Kissinger : Cela signifie que les Américains que nous sommes seront un acteur majeur grâce à la vertus de nos forces et de nos valeurs. On devient une superpuissance en étant fort mais aussi en étant sage et en ayant une vision à long terme. Mais aucun état n’est assez fort ou assez sage pour créer un ordre mondial tout seul.

SPIEGEL : La politique étrangère américaine est-elle sage et résolue en ce moment ?

Kissinger : En Amérique, nous croyons que nous pouvons changer le monde non seulement par notre puissance d’attraction, mais aussi par notre puissance militaire. Ce n’est pas le cas de l’Europe.

SPIEGEL : L’opinion publique américaine est très réticente à l’engagement militaire et aimerait que l’on se concentre plus sur les affaires intérieures. Obama lui-même parle d’une « nation qui se construit de l’intérieur. »

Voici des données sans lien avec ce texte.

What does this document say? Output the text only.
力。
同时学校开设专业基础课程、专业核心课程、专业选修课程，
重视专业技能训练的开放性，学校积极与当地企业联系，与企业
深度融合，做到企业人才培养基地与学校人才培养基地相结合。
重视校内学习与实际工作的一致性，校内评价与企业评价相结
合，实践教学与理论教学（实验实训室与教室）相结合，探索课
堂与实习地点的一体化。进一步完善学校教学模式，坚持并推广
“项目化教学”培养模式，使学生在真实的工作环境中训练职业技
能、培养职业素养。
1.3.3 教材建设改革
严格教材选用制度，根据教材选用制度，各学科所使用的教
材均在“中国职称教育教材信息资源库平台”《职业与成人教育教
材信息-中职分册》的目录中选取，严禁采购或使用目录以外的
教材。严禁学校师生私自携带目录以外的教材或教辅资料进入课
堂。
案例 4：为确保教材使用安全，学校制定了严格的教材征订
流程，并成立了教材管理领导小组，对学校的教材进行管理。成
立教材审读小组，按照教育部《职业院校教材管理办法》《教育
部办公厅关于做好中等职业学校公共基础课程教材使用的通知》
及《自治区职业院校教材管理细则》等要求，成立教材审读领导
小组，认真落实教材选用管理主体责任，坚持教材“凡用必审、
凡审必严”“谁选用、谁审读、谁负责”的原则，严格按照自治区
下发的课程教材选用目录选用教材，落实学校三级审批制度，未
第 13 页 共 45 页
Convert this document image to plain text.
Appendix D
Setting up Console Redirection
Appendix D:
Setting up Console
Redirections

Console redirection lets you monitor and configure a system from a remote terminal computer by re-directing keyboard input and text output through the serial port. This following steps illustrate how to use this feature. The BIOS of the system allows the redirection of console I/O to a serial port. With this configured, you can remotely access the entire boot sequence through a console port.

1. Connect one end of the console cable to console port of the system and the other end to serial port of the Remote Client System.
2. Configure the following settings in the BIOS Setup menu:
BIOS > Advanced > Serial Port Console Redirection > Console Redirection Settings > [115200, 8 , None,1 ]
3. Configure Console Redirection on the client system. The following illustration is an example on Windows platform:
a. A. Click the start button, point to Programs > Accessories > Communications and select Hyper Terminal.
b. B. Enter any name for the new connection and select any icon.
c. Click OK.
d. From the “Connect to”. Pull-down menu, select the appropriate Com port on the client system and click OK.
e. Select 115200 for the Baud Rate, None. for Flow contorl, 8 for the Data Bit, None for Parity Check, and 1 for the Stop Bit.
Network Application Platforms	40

Kissinger : Si vous regardez les cinq guerres auxquelles l’Amérique a participé depuis la Seconde Guerre mondiale, elles ont toutes obtenu un large soutien populaire. La guerre actuelle contre l’État Islamique a un large soutien populaire. La question est de savoir ce qui se passe à mesure que la guerre persiste. Être très clair sur ce que l’on attend de cette guerre est essentiel.

SPIEGEL : L’objectif le plus important ne devrait-il pas être la protection des populations civiles qui souffrent en Irak et en Syrie ?

Kissinger : Premièrement, je ne pense pas que la crise syrienne puisse être définie comme ayant d’un côté un dictateur sans pitié et d’un autre une population impuissante et que cette population sera plus démocrate si vous renversez le dictateur.

SPIEGEL : Mais les civils souffrent, peu importe la définition donnée aux événements.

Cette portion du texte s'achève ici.